The abolition of hatred between castes and classes and countries, the growth of toleration and extension of coöperation, the improvement of education, and the advancement of science, are what will lead toward his ideal. And his ideal is that of an evolutionist, the opportunity for continuous growth. He has exp rest it best, perhaps, in "The Food of the Gods," in the speech of one of the new race of giants, of supermen, to his fellows as they are about to give battle to the community of ordinary people determined to destroy them:

It is not that we would oust the little people from the world in order that we, who are no more than one step upward from their littleness, may hold their world forever. It is the step we fight for and not ourselves.... We are here, Brothers, to what end? To serve the spirit and the purpose that has been breathed into our lives. We fight not for ourselves—for we are but the momentary hands and eyes of the Life of the World. Through us and through the little folk the Spirit looks and learns. From us by word and birth and act it must pass—to still greater lives. This earth is no resting place; this earth is no playing place, else indeed we might put our throats to the little people's knife, having no greater right to live than they. And they in their turn might yield to the ants and vermin. We fight not for ourselves but for growth, growth that goes on forever. To-morrow, whether we live or die, growth will conquer through us. That is the law of the spirit forevermore. To grow according to the will of God! To grow out of these cracks and crannies, out of these shadows and darknesses, into greatness and the light! Greater, he said, speaking with slow deliberation, greater, my Brothers! And then—still greater. To grow and again—to grow. To grow at last into the fellowship and understanding of God.

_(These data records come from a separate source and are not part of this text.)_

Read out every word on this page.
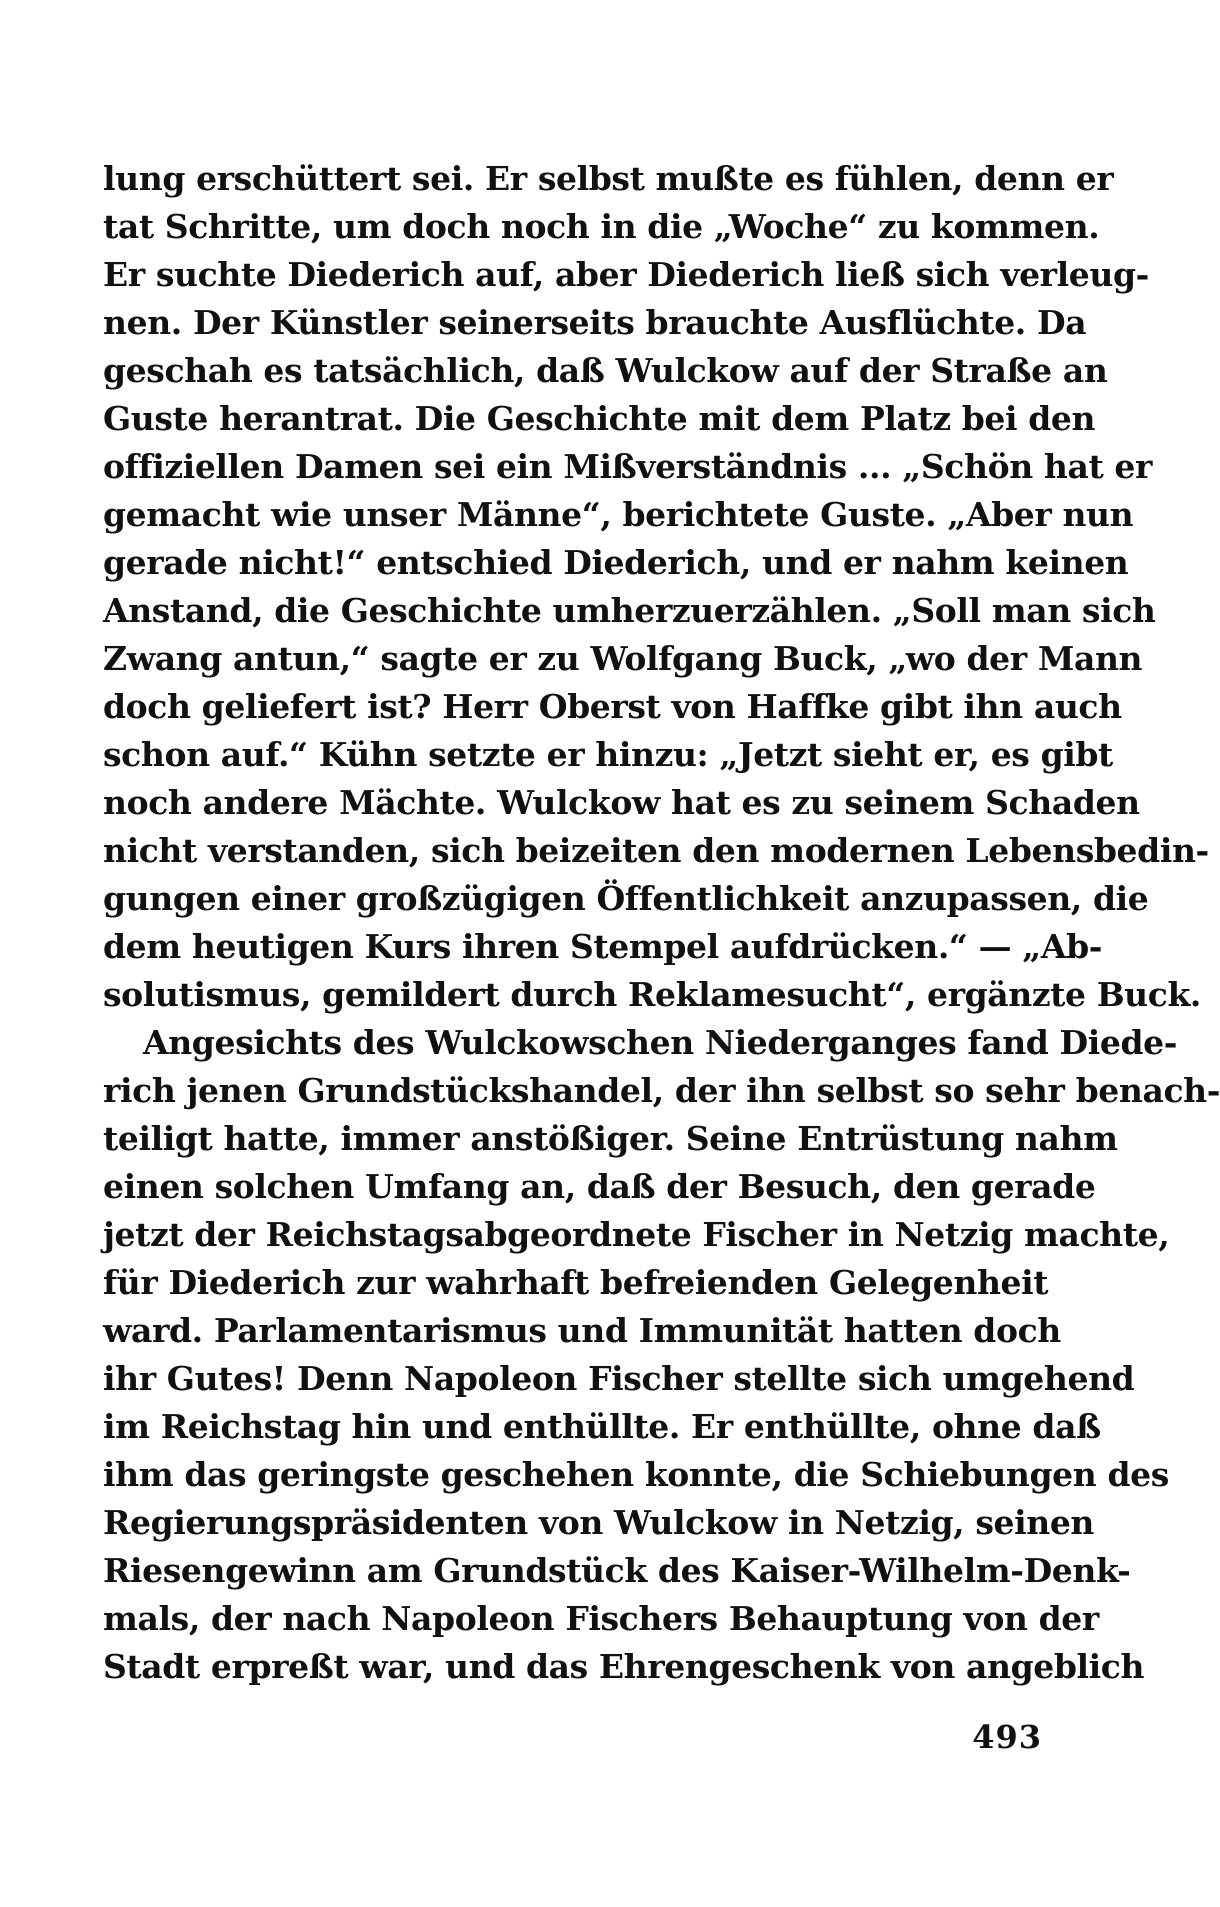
lung erschüttert sei. Er selbst mußte es fühlen, denn er
tat Schritte, um doch noch in die „Woche“ zu kommen.
Er suchte Diederich auf, aber Diederich ließ sich verleug-
nen. Der Künstler seinerseits brauchte Ausflüchte. Da
geschah es tatsächlich, daß Wulckow auf der Straße an
Guste herantrat. Die Geschichte mit dem Platz bei den
offiziellen Damen sei ein Mißverständnis ... „Schön hat er
gemacht wie unser Männe“, berichtete Guste. „Aber nun
gerade nicht!“ entschied Diederich, und er nahm keinen
Anstand, die Geschichte umherzuerzählen. „Soll man sich
Zwang antun,“ sagte er zu Wolfgang Buck, „wo der Mann
doch geliefert ist? Herr Oberst von Haffke gibt ihn auch
schon auf.“ Kühn setzte er hinzu: „Jetzt sieht er, es gibt
noch andere Mächte. Wulckow hat es zu seinem Schaden
nicht verstanden, sich beizeiten den modernen Lebensbedin-
gungen einer großzügigen Öffentlichkeit anzupassen, die
dem heutigen Kurs ihren Stempel aufdrücken.“ — „Ab-
solutismus, gemildert durch Reklamesucht“, ergänzte Buck.
Angesichts des Wulckowschen Niederganges fand Diede-
rich jenen Grundstückshandel, der ihn selbst so sehr benach-
teiligt hatte, immer anstößiger. Seine Entrüstung nahm
einen solchen Umfang an, daß der Besuch, den gerade
jetzt der Reichstagsabgeordnete Fischer in Netzig machte,
für Diederich zur wahrhaft befreienden Gelegenheit
ward. Parlamentarismus und Immunität hatten doch
ihr Gutes! Denn Napoleon Fischer stellte sich umgehend
im Reichstag hin und enthüllte. Er enthüllte, ohne daß
ihm das geringste geschehen konnte, die Schiebungen des
Regierungspräsidenten von Wulckow in Netzig, seinen
Riesengewinn am Grundstück des Kaiser-Wilhelm-Denk-
mals, der nach Napoleon Fischers Behauptung von der
Stadt erpreßt war, und das Ehrengeschenk von angeblich
493
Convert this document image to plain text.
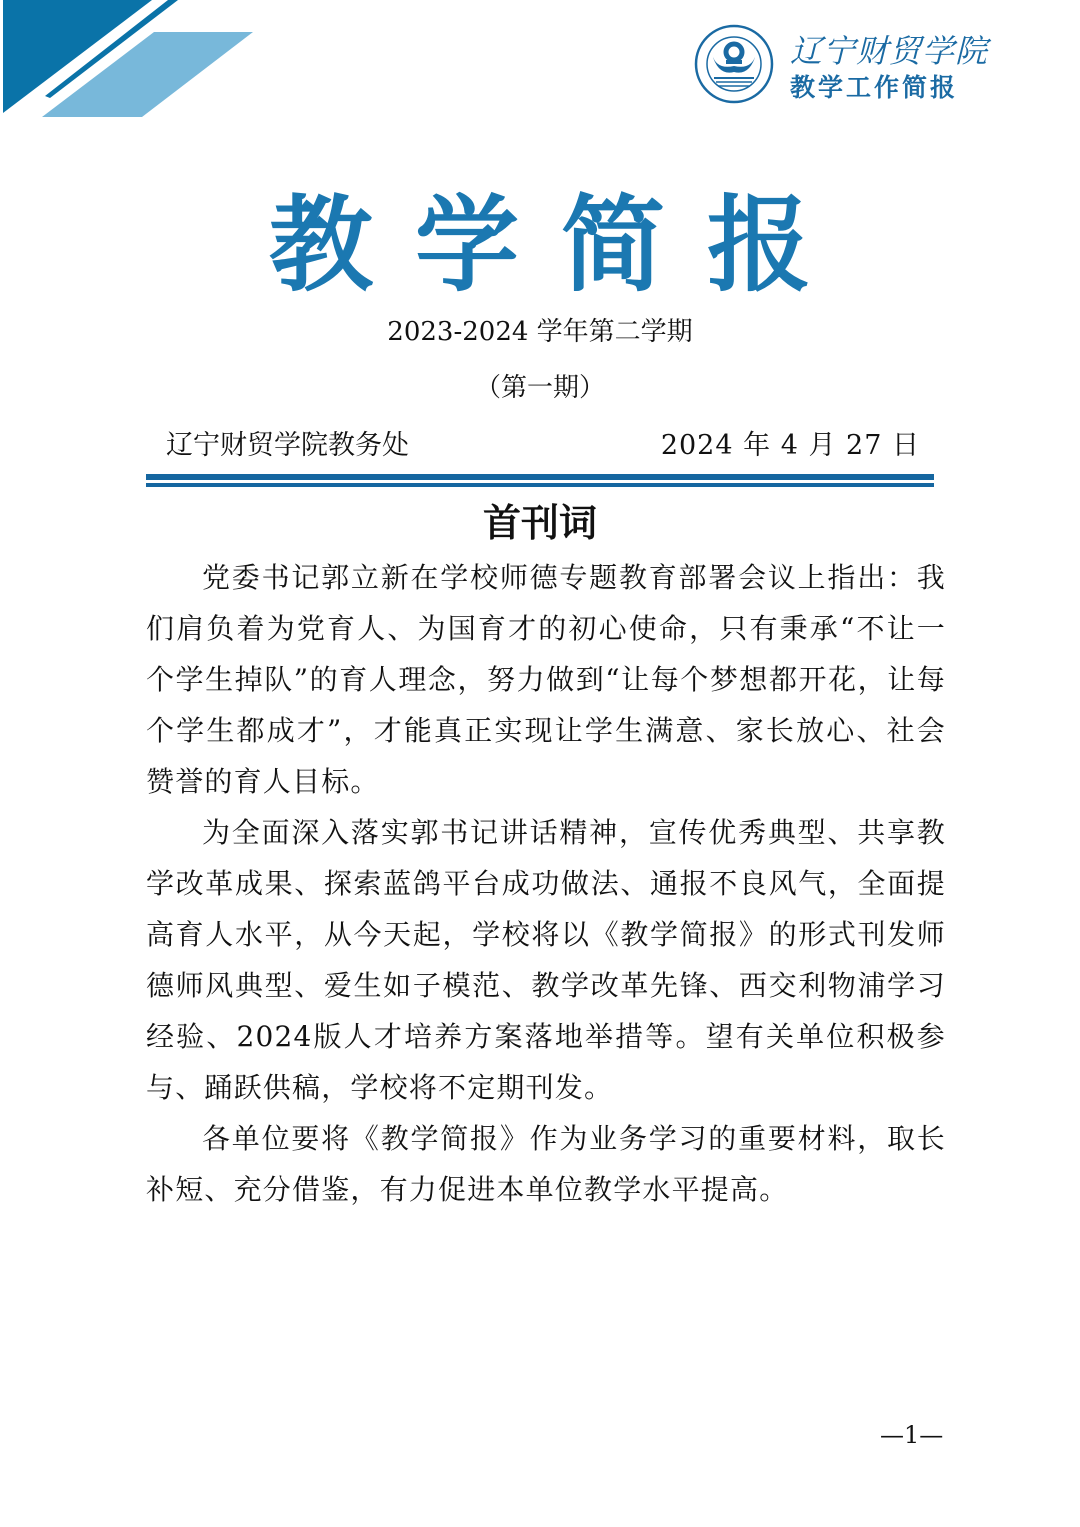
辽宁财贸学院
教学工作简报
教学简报
2023-2024 学年第二学期
（第一期）
辽宁财贸学院教务处	2024 年 4 月 27 日
首刊词

党委书记郭立新在学校师德专题教育部署会议上指出：我们肩负着为党育人、为国育才的初心使命，只有秉承“不让一个学生掉队”的育人理念，努力做到“让每个梦想都开花，让每个学生都成才”，才能真正实现让学生满意、家长放心、社会赞誉的育人目标。

为全面深入落实郭书记讲话精神，宣传优秀典型、共享教学改革成果、探索蓝鸽平台成功做法、通报不良风气，全面提高育人水平，从今天起，学校将以《教学简报》的形式刊发师德师风典型、爱生如子模范、教学改革先锋、西交利物浦学习经验、2024版人才培养方案落地举措等。望有关单位积极参与、踊跃供稿，学校将不定期刊发。

各单位要将《教学简报》作为业务学习的重要材料，取长补短、充分借鉴，有力促进本单位教学水平提高。

—1—
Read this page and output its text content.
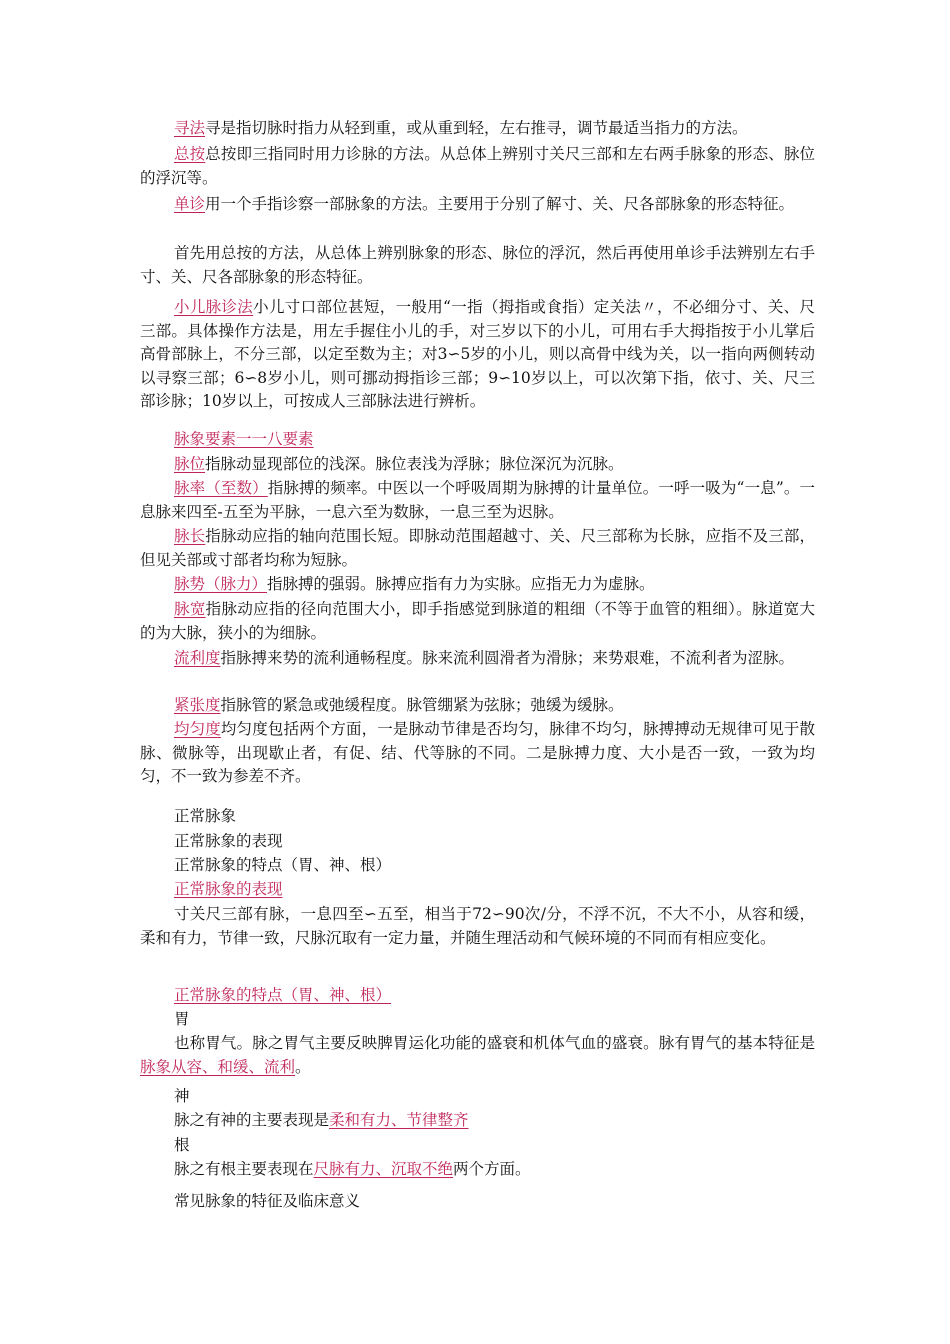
寻法寻是指切脉时指力从轻到重，或从重到轻，左右推寻，调节最适当指力的方法。
总按总按即三指同时用力诊脉的方法。从总体上辨别寸关尺三部和左右两手脉象的形态、脉位的浮沉等。
单诊用一个手指诊察一部脉象的方法。主要用于分别了解寸、关、尺各部脉象的形态特征。
首先用总按的方法，从总体上辨别脉象的形态、脉位的浮沉，然后再使用单诊手法辨别左右手寸、关、尺各部脉象的形态特征。
小儿脉诊法小儿寸口部位甚短，一般用“一指（拇指或食指）定关法〃，不必细分寸、关、尺三部。具体操作方法是，用左手握住小儿的手，对三岁以下的小儿，可用右手大拇指按于小儿掌后高骨部脉上，不分三部，以定至数为主；对3∽5岁的小儿，则以高骨中线为关，以一指向两侧转动以寻察三部；6∽8岁小儿，则可挪动拇指诊三部；9∽10岁以上，可以次第下指，依寸、关、尺三部诊脉；10岁以上，可按成人三部脉法进行辨析。
脉象要素一一八要素
脉位指脉动显现部位的浅深。脉位表浅为浮脉；脉位深沉为沉脉。
脉率（至数）指脉搏的频率。中医以一个呼吸周期为脉搏的计量单位。一呼一吸为“一息”。一息脉来四至-五至为平脉，一息六至为数脉，一息三至为迟脉。
脉长指脉动应指的轴向范围长短。即脉动范围超越寸、关、尺三部称为长脉，应指不及三部，但见关部或寸部者均称为短脉。
脉势（脉力）指脉搏的强弱。脉搏应指有力为实脉。应指无力为虚脉。
脉宽指脉动应指的径向范围大小，即手指感觉到脉道的粗细（不等于血管的粗细）。脉道宽大的为大脉，狭小的为细脉。
流利度指脉搏来势的流利通畅程度。脉来流利圆滑者为滑脉；来势艰难，不流利者为涩脉。
紧张度指脉管的紧急或弛缓程度。脉管绷紧为弦脉；弛缓为缓脉。
均匀度均匀度包括两个方面，一是脉动节律是否均匀，脉律不均匀，脉搏搏动无规律可见于散脉、微脉等，出现歇止者，有促、结、代等脉的不同。二是脉搏力度、大小是否一致，一致为均匀，不一致为参差不齐。
正常脉象
正常脉象的表现
正常脉象的特点（胃、神、根）
正常脉象的表现
寸关尺三部有脉，一息四至∽五至，相当于72∽90次/分，不浮不沉，不大不小，从容和缓，柔和有力，节律一致，尺脉沉取有一定力量，并随生理活动和气候环境的不同而有相应变化。
正常脉象的特点（胃、神、根）
胃
也称胃气。脉之胃气主要反映脾胃运化功能的盛衰和机体气血的盛衰。脉有胃气的基本特征是脉象从容、和缓、流利。
神
脉之有神的主要表现是柔和有力、节律整齐
根
脉之有根主要表现在尺脉有力、沉取不绝两个方面。
常见脉象的特征及临床意义
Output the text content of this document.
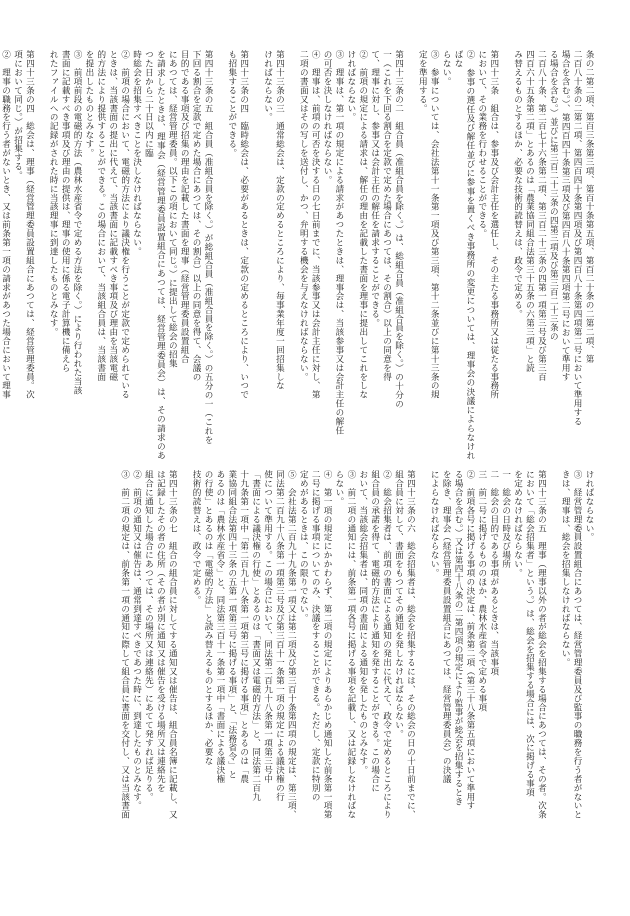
条の二第二項、第百三条第三項、第百十条第五項、第百二十条の二第二項、第

二百八十条の二第二項、第四百四十条第四項及び第四百八十条第四項第二号において準用する

場合を含む。）、第四百四十条第三項及び第四百八十条第四項第二号において準用す

る場合を含む。）並びに第三百二十三条の四第三項及び第三百二十三条の

二百八十条、第二百七十六条第二項、第三百二十三条の四第一項第三号及び第三百

四百六十五条第二項」とあるのは「農業協同組合法第三十五条の六第三項」と読

み替えるものとするほか、必要な技術的読替えは、政令で定める。

第四十三条　組合は、参事及び会計主任を選任し、その主たる事務所又は従たる事務所

において、その業務を行わせることができる。

②　参事の選任及び解任並びに参事を置くべき事務所の変更については、理事会の決議によらなければな

らない。

③　参事については、会社法第十一条第一項及び第三項、第十二条並びに第十三条の規

定を準用する。

第四十三条の二　組合員（准組合員を除く。）は、総組合員（准組合員を除く。）の十分の

一（これを下回る割合を定款で定めた場合にあつては、その割合）以上の同意を得

て、理事に対し、参事又は会計主任の解任を請求することができる。

②　前項の規定による請求は、解任の理由を記載した書面を理事に提出してこれをしな

ければならない。

③　理事は、第一項の規定による請求があつたときは、理事会は、当該参事又は会計主任の解任

の可否を決しなければならない。

④　理事は、前項の可否を決する日の七日前までに、当該参事又は会計主任に対し、第

二項の書面又はその写しを送付し、かつ、弁明する機会を与えなければならない。

第四十三条の三　通常総会は、定款の定めるところにより、毎事業年度一回招集しな

ければならない。

第四十三条の四　臨時総会は、必要があるときは、定款の定めるところにより、いつで

も招集することができる。

第四十三条の五　組合員（准組合員を除く。）が総組合員（准組合員を除く。）の五分の一（これを

下回る割合を定款で定めた場合にあつては、その割合）以上の同意を得て、会議の

目的である事項及び招集の理由を記載した書面を理事（経営管理委員設置組合

にあつては、経営管理委員。以下この項において同じ。）に提出して総会の招集

を請求したときは、理事会（経営管理委員設置組合にあつては、経営管理委員会）は、その請求のあつた日から二十日以内に臨

時総会を招集すべきことを決しなければならない。

②　前項の場合において、電磁的方法により議決権を行うことが定款で定められている

ときは、当該書面の提出に代えて、当該書面に記載すべき事項及び理由を当該電磁

的方法により提供することができる。この場合において、当該組合員は、当該書面

を提出したものとみなす。

③　前項前段の電磁的方法（農林水産省令で定める方法を除く。）により行われた当該

書面に記載すべき事項及び理由の提供は、理事の使用に係る電子計算機に備えら

れたファイルへの記録がされた時に当該理事に到達したものとみなす。

第四十三条の四　総会は、理事（経営管理委員設置組合にあつては、経営管理委員。次

項において同じ。）が招集する。

②　理事の職務を行う者がないとき、又は前条第一項の請求があつた場合において理事

ければならない。

③　経営管理委員設置組合にあつては、経営管理委員及び監事の職務を行う者がないと

きは、理事は、総会を招集しなければならない。

第四十三条の五　理事（理事以外の者が総会を招集する場合にあつては、その者。次条

において「総会招集者」という。）は、総会を招集する場合には、次に掲げる事項

を定めなければならない。

一　総会の日時及び場所

二　総会の目的である事項があるときは、当該事項

三　前二号に掲げるもののほか、農林水産省令で定める事項

②　前項各号に掲げる事項の決定は、前条第二項（第三十八条第五項において準用す

る場合を含む。）又は第四十八条の二第四項の規定により監事が総会を招集するとき

を除き、理事会（経営管理委員設置組合にあつては、経営管理委員会）の決議

によらなければならない。

第四十三条の六　総会招集者は、総会を招集するには、その総会の日の十日前までに、

組合員に対して、書面をもつてその通知を発しなければならない。

②　総会招集者は、前項の書面による通知の発出に代えて、政令で定めるところにより

組合員の承諾を得て、電磁的方法により通知を発することができる。この場合に

おいて、当該総会招集者は、同項の書面による通知を発したものとみなす。

③　前二項の通知には、前条第一項各号に掲げる事項を記載し、又は記録しなければな

らない。

④　第一項の規定にかかわらず、第二項の規定によりあらかじめ通知した前条第一項第

二号に掲げる事項についてのみ、決議をすることができる。ただし、定款に特別の

定めがあるときは、この限りでない。

⑤　会社法第二百九十九条第一項又は第二項及び第三百十条第四項の規定は、第三項、

同法第二百九十八条第一項第三号及び第三百十一条第一項の規定による議決権の行

使について準用する。この場合において、同法第二百九十八条第一項第三号中

「書面による議決権の行使」とあるのは「書面又は電磁的方法」と、同法第二百九

十九条第一項中「第二百九十八条第一項第三号に掲げる事項」とあるのは「農

業協同組合法第四十三条の五第一項第三号に掲げる事項」と、「法務省令」と

あるのは「農林水産省令」と、同法第三百十一条第一項中「書面による議決権

の行使」とあるのは「電磁的方法」と読み替えるものとするほか、必要な

技術的読替えは、政令で定める。

第四十三条の七　組合の組合員に対してする通知又は催告は、組合員名簿に記載し、又

は記録したその者の住所（その者が別に通知又は催告を受ける場所又は連絡先を

組合に通知した場合にあつては、その場所又は連絡先）にあてて発すれば足りる。

②　前項の通知又は催告は、通常到達すべきであつた時に、到達したものとみなす。

③　前二項の規定は、前条第一項の通知に際して組合員に書面を交付し、又は当該書面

The Great War has inspired or at least instigated many works of fiction already, but the best of these, in my opinion, is Wells's "Mr. Britling Sees It Through." It does not deal much with the fighting at the front. The author is chiefly concerned with another aspect of the war, its effect upon the psychology of the Englishman. The book is divided into two parts; the first half is light, carefree and amusing after the manner of Wells's earlier romances; the other half is darkened by the war cloud and is written with more emotional power than he has hitherto shown.